I wish i felt the same about them as I do about lizards, who I'd happily share my living space with. But the lizards only seem to live on the outside of the walls. Or in the bamboo fence - in the evening you can hear them chirruping, and in the morning little ones chase each other out of a patch of sun on the upright posts. Bear likes to chase lizards too, but I rescue them away from him and put them on the window sill to recover.

Farming
The pressure is on to get the fields tilled and sown before the rain comes. Whole families are out in the fields before sunup, and all the fields are furrowed in neat rows. It's important to get the furrows facing across the hill, so that when the rain does come, it will not run straight down onto your neighbour's field, but will run along the furrow and irrigate your land. It's all hand tools being used, which must be hard when you're hungry. Food is scarce now, last year's harvest will be finished, and people are having to buy maize meal. Landirani went to vidit an orphanage where they have stocks of food to last till December, and the harvest won't be ready until May. Last year was a bad year. There were floods in the south of the country that killed hundreds of people, but the central and northern regions suffered from drought conditions and consequently didn't grow as much food as normal. When you are living such a hand to mouth existence, the effects of climate change are catastrophic.

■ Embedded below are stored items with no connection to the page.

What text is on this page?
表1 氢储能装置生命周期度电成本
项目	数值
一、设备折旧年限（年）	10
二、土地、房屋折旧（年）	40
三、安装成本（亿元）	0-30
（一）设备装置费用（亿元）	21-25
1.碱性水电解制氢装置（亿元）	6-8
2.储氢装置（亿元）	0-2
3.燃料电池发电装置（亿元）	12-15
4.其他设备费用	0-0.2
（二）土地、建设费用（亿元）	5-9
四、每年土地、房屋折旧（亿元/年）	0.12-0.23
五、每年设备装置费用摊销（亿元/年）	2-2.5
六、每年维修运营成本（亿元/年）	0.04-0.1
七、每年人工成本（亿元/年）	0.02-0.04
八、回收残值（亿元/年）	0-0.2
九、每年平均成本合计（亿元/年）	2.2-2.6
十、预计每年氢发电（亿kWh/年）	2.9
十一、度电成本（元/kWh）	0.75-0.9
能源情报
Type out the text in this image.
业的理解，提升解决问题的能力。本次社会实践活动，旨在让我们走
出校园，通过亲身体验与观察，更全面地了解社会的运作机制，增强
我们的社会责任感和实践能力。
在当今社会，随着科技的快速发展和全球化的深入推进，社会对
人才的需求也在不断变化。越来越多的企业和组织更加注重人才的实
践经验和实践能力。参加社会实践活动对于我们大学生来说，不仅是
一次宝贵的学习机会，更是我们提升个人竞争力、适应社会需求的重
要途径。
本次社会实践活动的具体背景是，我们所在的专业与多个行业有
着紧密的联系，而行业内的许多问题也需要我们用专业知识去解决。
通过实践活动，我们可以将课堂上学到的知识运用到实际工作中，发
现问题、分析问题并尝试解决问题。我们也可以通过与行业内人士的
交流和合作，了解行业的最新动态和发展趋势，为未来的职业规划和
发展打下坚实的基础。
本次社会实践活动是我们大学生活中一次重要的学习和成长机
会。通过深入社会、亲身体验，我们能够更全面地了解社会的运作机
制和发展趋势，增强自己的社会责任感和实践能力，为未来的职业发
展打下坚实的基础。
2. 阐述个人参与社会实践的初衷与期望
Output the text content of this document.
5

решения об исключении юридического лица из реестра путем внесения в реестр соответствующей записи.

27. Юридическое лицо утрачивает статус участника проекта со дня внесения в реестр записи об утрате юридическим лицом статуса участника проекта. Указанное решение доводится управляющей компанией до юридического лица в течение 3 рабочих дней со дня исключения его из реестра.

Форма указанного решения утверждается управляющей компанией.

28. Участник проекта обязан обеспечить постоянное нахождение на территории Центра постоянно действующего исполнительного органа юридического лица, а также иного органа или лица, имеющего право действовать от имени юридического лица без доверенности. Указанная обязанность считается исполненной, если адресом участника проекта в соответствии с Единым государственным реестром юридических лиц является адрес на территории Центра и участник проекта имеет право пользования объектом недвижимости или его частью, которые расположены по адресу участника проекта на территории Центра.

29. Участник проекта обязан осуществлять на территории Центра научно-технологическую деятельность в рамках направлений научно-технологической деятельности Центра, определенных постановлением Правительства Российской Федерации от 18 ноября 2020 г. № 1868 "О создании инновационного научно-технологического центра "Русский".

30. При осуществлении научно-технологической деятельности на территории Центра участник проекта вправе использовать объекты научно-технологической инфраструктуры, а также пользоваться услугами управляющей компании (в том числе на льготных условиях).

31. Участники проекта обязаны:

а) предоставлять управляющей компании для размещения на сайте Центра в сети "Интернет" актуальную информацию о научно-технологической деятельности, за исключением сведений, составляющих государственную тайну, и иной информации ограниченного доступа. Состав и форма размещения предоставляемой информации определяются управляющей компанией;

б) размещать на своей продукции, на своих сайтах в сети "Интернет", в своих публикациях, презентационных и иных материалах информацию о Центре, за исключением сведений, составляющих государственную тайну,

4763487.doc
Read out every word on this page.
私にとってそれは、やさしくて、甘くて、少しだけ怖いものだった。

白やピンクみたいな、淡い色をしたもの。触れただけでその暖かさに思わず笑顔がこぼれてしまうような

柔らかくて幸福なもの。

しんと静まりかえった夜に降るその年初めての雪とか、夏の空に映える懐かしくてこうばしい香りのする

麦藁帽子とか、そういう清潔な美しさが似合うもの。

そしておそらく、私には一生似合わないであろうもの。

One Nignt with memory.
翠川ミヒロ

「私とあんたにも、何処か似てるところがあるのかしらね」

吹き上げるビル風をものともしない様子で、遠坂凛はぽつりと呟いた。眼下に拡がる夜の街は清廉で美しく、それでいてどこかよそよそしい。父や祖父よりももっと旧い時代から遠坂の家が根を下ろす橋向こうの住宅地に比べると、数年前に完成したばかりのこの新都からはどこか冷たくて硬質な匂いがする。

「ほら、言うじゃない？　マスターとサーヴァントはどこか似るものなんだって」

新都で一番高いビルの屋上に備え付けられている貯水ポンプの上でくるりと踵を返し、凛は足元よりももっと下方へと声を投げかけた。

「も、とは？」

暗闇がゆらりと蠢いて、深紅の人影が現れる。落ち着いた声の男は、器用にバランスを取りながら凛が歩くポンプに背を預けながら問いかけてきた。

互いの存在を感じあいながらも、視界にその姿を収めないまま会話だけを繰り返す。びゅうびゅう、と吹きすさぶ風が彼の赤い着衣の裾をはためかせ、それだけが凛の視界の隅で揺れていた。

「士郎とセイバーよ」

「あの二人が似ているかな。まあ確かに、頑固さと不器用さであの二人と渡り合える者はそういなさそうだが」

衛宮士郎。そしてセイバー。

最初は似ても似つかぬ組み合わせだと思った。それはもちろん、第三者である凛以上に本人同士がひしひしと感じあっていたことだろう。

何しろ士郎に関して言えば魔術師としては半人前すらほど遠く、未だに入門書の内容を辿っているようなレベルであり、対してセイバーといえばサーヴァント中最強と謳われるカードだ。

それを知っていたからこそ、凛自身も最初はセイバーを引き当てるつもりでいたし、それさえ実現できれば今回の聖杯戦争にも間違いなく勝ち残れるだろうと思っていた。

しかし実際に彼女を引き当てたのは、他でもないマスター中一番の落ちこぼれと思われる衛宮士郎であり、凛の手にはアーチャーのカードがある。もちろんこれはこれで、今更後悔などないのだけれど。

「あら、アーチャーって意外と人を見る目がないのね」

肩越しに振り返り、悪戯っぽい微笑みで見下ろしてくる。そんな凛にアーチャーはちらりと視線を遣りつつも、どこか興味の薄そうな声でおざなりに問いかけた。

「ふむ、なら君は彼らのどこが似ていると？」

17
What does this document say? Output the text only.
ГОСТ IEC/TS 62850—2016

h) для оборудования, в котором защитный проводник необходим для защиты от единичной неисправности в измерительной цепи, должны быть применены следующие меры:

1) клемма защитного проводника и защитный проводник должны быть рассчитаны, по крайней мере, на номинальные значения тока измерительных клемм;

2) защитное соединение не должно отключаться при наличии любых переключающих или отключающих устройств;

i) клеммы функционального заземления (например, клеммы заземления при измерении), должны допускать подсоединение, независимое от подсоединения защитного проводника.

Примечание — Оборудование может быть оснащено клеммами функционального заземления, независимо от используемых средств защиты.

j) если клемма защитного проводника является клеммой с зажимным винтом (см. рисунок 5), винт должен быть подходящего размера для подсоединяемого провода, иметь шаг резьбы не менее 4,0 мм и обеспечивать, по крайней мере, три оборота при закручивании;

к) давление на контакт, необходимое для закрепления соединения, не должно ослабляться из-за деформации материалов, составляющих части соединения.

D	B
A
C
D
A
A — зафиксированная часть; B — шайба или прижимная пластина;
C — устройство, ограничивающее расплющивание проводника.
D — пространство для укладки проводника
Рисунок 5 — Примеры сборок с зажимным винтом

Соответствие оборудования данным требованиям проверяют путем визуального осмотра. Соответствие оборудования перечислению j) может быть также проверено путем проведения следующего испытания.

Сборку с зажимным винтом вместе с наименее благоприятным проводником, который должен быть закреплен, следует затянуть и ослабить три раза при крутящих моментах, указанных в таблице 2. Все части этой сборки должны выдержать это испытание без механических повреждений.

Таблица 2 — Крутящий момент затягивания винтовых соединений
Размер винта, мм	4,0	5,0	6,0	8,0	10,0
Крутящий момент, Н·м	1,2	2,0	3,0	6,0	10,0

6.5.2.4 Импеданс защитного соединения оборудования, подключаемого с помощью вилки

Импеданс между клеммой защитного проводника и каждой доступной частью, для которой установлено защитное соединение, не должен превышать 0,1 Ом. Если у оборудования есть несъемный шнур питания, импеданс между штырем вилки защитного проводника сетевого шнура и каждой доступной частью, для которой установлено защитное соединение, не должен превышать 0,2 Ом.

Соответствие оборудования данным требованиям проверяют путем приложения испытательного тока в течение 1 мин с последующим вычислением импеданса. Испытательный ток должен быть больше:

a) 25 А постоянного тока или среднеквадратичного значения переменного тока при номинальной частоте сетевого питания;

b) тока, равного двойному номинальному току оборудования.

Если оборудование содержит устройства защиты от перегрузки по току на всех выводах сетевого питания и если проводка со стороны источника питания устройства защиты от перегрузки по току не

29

I noticed in the supermarket yesterday, (and this was a posh supermarket in town) that the selection of vegetables is far smaller than we get in the UK; all the vegetables are locally grown, or come from South Africa, which is where most of the manufactured goods come from. There were aubergines as big as marrows, but these are grown at Sam's Village (thoupofbitsder than this) and anyway as Shelby is away it would be too big.

Yesterday, I started taking the Standard 3 class, and continued today (Wednesday). Unfortunately I got into such a swimg of it, that I completely forgot I was supposed to be visiting another school at 10am. I got there at 11.45, and tne Head was absolutely charming about it, 'It's humanity', he said when I explained that I'd forgotten it was Wednesday today. He must have thought I was mad, I'd been there yesterday with tne Landirani team, and said I'd see him today.
Anyway, he wanted me to take a class, so I went in with Standard 6 and Standard 8. He'd handpicked about 20 learners for each so it was fairly easy to do a lesson on the hoof.
On Friday I'm visiting another school, so I'll go prepared. I'd intended to take a couple of bits with me anyway.
I've had to come to tne airport to get some cash out, so I'm taking the opportunity to send this and by have a chicken and chips meal.